Overriding Equals and type casting

Question

In this following example the third evaluation returns false, all good, but the fourth example returns true..
I don't quite understand how this works however, by default Object.Equals compares two references for object equality, and seeing as a and b both point to a unique instance of a string, this should return false, which it does in the third example but not in the fourth.
Now I understand why it returns true in the 2nd example seeing as the .Equals() method is overridden in the string class, but in the fourth example we're casting this string as an object.
So wouldn't it call Object.Equals in this case?

static void Main()
{
    // Create two equal but distinct strings
    string a = new string(new char[] {'h', 'e', 'l', 'l', 'o'});
    string b = new string(new char[] {'h', 'e', 'l', 'l', 'o'});

    Console.WriteLine (a == b); // Returns true
    Console.WriteLine (a.Equals(b)); // Returns true

    // Now let's see what happens with the same tests but
    // with variables of type object
    object c = a;
    object d = b;

    Console.WriteLine (c == d); // Returns false
    Console.WriteLine (c.Equals(d)); // Returns true
}

Answer 1

The clue is the words "by default". string overrides object.Equals with a custom implementation. Since object.Equals is a polymorphic method (virtual / override / etc), the most-derived implementation gets used even if the variable (/expression) type is object.
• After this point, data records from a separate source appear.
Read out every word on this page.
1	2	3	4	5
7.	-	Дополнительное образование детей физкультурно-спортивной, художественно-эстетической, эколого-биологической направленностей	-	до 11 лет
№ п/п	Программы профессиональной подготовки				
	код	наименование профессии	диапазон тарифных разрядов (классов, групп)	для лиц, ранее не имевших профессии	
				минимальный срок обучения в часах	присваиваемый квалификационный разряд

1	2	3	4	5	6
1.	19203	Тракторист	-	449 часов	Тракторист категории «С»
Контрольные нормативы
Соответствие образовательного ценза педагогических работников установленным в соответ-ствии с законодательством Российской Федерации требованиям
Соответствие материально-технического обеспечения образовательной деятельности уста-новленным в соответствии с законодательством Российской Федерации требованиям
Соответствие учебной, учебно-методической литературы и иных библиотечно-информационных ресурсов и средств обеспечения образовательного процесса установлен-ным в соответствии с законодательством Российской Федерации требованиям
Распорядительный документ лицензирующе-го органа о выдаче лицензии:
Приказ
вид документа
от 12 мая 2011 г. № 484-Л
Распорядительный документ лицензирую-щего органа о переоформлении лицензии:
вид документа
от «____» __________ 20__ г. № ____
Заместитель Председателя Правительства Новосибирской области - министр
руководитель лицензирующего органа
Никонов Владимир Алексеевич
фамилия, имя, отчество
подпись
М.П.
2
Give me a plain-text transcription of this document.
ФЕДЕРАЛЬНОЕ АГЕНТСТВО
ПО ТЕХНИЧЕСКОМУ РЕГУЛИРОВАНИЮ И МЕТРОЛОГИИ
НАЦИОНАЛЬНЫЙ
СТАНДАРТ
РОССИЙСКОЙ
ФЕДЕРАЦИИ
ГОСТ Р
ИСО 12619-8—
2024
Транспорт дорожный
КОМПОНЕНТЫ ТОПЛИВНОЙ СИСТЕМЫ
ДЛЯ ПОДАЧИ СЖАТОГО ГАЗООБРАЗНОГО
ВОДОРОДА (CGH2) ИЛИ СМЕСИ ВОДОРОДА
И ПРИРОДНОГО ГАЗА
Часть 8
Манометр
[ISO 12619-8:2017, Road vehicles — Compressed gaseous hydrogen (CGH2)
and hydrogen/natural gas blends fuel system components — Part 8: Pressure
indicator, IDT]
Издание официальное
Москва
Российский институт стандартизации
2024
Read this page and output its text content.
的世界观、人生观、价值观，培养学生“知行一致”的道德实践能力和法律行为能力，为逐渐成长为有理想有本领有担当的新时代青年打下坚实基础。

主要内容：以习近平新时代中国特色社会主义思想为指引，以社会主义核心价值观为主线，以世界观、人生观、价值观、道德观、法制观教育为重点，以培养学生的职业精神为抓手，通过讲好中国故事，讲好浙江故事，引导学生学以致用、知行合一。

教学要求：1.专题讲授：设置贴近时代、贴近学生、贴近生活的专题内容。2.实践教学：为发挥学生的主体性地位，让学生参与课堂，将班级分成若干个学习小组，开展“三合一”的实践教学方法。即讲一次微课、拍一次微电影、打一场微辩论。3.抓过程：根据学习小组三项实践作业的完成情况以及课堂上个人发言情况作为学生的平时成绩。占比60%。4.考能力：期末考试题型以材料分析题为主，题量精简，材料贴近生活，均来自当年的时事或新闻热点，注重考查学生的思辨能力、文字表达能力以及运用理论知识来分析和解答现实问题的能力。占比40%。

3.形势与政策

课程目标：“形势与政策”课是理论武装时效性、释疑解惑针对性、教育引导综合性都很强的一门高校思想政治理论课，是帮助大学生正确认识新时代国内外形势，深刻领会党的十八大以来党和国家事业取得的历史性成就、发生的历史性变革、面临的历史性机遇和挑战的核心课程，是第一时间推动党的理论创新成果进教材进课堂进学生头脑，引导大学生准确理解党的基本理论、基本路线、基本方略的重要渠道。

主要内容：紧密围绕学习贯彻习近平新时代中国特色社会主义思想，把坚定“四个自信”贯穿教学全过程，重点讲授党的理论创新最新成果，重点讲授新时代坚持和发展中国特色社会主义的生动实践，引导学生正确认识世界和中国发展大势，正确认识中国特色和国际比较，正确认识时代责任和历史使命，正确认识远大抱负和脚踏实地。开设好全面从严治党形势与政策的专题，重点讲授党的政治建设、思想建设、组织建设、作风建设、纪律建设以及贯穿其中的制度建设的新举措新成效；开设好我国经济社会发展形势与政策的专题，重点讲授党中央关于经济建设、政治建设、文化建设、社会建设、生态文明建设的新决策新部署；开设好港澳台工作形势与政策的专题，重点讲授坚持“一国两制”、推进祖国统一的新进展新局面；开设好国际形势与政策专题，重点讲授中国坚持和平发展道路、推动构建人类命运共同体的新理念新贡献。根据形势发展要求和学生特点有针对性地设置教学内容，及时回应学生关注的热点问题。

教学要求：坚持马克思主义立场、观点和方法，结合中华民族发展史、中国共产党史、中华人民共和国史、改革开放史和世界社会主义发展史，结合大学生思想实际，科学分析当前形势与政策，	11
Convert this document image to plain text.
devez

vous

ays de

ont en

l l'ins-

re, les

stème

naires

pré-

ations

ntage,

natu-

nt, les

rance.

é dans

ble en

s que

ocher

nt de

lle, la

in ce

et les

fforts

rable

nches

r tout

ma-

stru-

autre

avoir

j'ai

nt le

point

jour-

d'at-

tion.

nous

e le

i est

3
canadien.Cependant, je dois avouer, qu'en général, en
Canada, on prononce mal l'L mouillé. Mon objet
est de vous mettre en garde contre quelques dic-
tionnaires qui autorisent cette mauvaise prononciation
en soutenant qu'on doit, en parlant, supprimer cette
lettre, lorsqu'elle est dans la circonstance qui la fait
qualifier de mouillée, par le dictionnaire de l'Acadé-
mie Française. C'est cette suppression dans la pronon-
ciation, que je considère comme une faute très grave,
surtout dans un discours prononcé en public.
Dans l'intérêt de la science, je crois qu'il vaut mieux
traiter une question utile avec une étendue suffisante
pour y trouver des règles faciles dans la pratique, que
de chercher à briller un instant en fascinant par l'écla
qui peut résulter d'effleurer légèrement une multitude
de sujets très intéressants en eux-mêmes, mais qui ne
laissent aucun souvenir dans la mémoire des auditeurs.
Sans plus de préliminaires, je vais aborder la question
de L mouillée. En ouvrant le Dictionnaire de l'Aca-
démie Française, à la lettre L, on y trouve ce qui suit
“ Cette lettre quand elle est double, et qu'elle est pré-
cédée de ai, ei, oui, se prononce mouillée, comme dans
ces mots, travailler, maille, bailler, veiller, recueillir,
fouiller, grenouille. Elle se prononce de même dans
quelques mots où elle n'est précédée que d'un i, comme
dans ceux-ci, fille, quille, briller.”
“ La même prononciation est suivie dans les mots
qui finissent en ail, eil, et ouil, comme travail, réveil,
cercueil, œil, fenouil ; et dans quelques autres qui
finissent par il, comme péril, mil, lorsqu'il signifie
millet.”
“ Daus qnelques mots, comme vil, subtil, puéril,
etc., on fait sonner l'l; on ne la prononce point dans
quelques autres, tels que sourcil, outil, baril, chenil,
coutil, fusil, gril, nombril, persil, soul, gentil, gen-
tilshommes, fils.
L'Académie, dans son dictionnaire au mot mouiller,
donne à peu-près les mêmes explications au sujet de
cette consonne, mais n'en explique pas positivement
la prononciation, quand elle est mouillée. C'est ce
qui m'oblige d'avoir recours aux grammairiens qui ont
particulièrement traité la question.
==, however, is not polymorphic; the implementation used depends entirely on the variable (/expression) type. In this case, since the known type is object, the only comparison available is reference equality.

Perhaps more succinctly:

class Foo {
    public override string ToString() { return "hi"; }
}
//...
object obj = new Foo();
string s = obj.ToString(); // this is "hi"

This is the same principle: the most derived overload of a virtual method is used, regardless of the type that the compiler knows about (object in this case).